Folha de S. Paulo
Blindagem permitiu a diretor da Anvisa
peitar Bolsonaro
Um país se faz com homens e instituições.
Os primeiros sem as segundas são impotentes; as segundas sem os primeiros,
idem. Prova-o a nota pública que o diretor-presidente da Anvisa, Antonio Barra
Torres, assinou cobrando
uma retratação do presidente Jair Bolsonaro por ter feito insinuações contra a
agência.
Torres só pôde tomar essa atitude e continuar no cargo porque a Anvisa está legalmente blindada de interferências políticas. Seus diretores têm mandato fixo e só podem ser mandados embora antes do prazo se cometerem falta grave. Já tivemos casos de diretores de órgãos que peitaram Bolsonaro e suas sandices, mas perderam o posto. O mais notório talvez tenha sido o do físico Ricardo Galvão, que comandava o Inpe (Instituto Nacional de Pesquisas Espaciais), e rebateu acusações infundadas do presidente sobre os dados de desmatamento da Amazônia aferidos pelo órgão em 2019.
A desavença pública até fez bem à biografia
de Galvão, que ganhou reconhecimento internacional pela defesa da ciência, mas
privou o Inpe, cujos diretores não estão protegidos da demissão "ad
nutum", de um grande quadro. Ou seja, contar com homens bons é condição
necessária, mas não suficiente, para o adequado funcionamento da máquina
pública. E ter a blindagem legal, mas não as pessoas certas, também não
funciona. Há, na estrutura do governo federal, um bom número de posições que em
tese dão autonomia de decisão a seus detentores, mas não vemos tanta gente se
rebelando contra orientações do presidente, mesmo quando elas são absurdas.

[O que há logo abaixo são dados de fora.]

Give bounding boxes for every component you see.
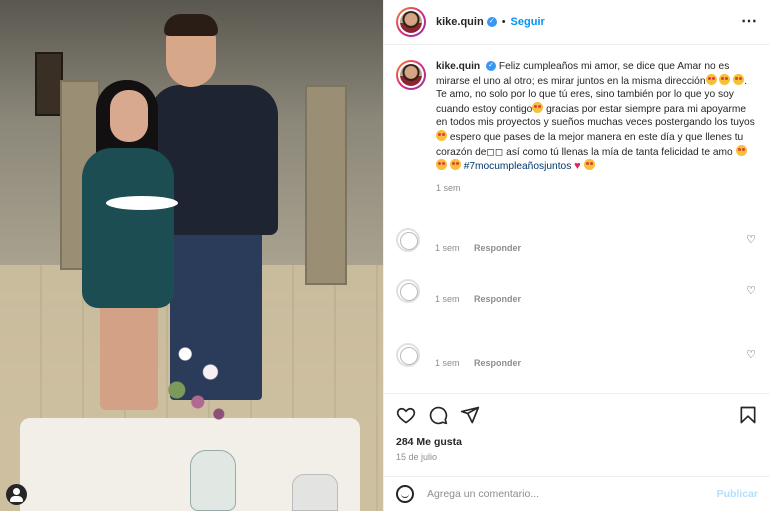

Nenhum governo jamais acabou por falta de bajuladores.
Não há muito o que possamos fazer para
melhorar as pessoas, mas as instituições nós podemos aprimorar. Eu começaria
estendendo a blindagem típica das agências reguladoras para outros órgãos
técnicos, como o Inpe e o IBGE. O governo Bolsonaro é um argumento forte em
favor da limitação dos poderes presidenciais.